La sphère politique qui réclame qualité et compétences est pourrie par le piston. D’autre part, un homme trop gentil en politique, finit par causer du tort à ses propres intérêts. Un politique roulé finit par être fondamentalement méchant, et en a de plus le pouvoir. Une inhabituelle leçon de politique à l’occasion d’une farce. On pourrait voir dans cette nouvelle une illustration d’une fable de La Fontaine comme « La Grenouille qui se veut faire aussi grosse que le boeuf ».

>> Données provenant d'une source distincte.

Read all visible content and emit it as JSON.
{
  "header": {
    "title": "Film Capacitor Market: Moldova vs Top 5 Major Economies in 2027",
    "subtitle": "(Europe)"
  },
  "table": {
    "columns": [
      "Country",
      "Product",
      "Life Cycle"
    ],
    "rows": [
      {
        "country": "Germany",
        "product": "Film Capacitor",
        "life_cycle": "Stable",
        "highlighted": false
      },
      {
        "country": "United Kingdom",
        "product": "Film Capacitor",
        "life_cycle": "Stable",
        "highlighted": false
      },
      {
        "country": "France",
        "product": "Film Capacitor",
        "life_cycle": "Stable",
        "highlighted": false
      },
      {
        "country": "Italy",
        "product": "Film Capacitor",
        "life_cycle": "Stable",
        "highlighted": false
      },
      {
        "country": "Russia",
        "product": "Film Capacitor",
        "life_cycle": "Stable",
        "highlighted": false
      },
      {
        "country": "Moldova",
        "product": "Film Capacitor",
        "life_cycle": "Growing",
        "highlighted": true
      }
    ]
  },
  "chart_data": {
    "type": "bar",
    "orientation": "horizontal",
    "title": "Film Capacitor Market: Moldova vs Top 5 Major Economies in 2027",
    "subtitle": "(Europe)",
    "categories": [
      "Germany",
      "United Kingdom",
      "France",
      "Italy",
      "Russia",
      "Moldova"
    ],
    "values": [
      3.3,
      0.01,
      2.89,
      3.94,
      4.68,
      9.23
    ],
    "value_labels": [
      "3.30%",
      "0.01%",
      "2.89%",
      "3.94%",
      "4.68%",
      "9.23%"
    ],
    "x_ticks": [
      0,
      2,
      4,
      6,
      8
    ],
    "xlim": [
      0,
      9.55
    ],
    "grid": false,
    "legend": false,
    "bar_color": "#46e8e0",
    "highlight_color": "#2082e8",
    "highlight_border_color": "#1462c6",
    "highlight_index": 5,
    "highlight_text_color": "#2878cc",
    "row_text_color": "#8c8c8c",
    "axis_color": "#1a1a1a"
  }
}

p. 1178 : « Il eut d’abord une crise d’orgueil à en perdre la tête. Il allait dans les rues pour le plaisir de se montrer comme si on eût pu deviner sa position rien qu’à le voir. Il trouvait le moyen de dire aux marchands chez qui il entrait, aux vendeurs de journaux, même aux cochers de fiacre, à propos des choses les plus insignifiantes :
« Moi qui suis conseiller d’État… »
Puis il éprouva, naturellement, comme par suite de sa dignité, par nécessité professionnelle, par devoir d’homme puissant et généreux, un impérieux besoin de protéger. »

Bombard ***

Simon Bombard est bon gros fainéant, un peu viveur. Un peu à court d’argent, il finit par se marier avec une veuve anglaise assez bien rentée. Mais il a bien envie de quelques aventures pour avoir le « bonheur de ficher dedans Mme Bombard » (p.370)

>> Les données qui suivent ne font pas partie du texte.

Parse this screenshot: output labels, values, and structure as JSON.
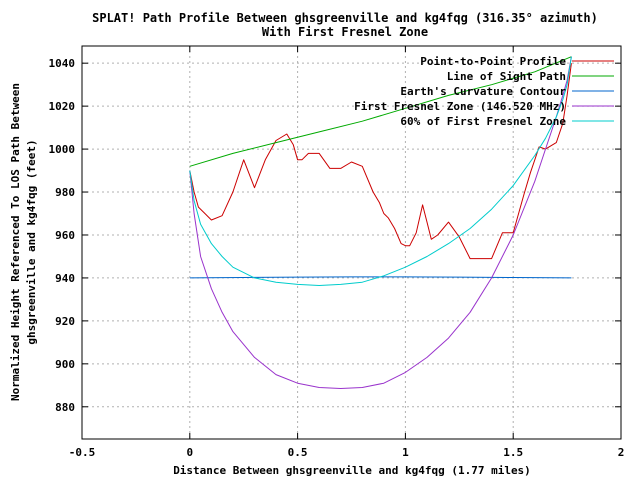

Bombard est un viveur manqué, dépassé par son envie bourgeoise d’oisiveté, qui a cherché à se servir d’une femme, comme Bel-Ami, pour assouvir ses ambitions simplistes ; il en est la caricature burlesque. Sa femme, bien plus habile, le surpasse et le devine en tout. Il ressemble à tous ces bourgeois chez Maupassant qui donnent l’impression de préférer être trompé, comme par exemple celui des « Les Bijoux« . Seulement ici, l’horizon confortable du mode de vie bourgeois est clairement considéré comme un piège désagréable (exactement comme dans « Le Père Mongilet »).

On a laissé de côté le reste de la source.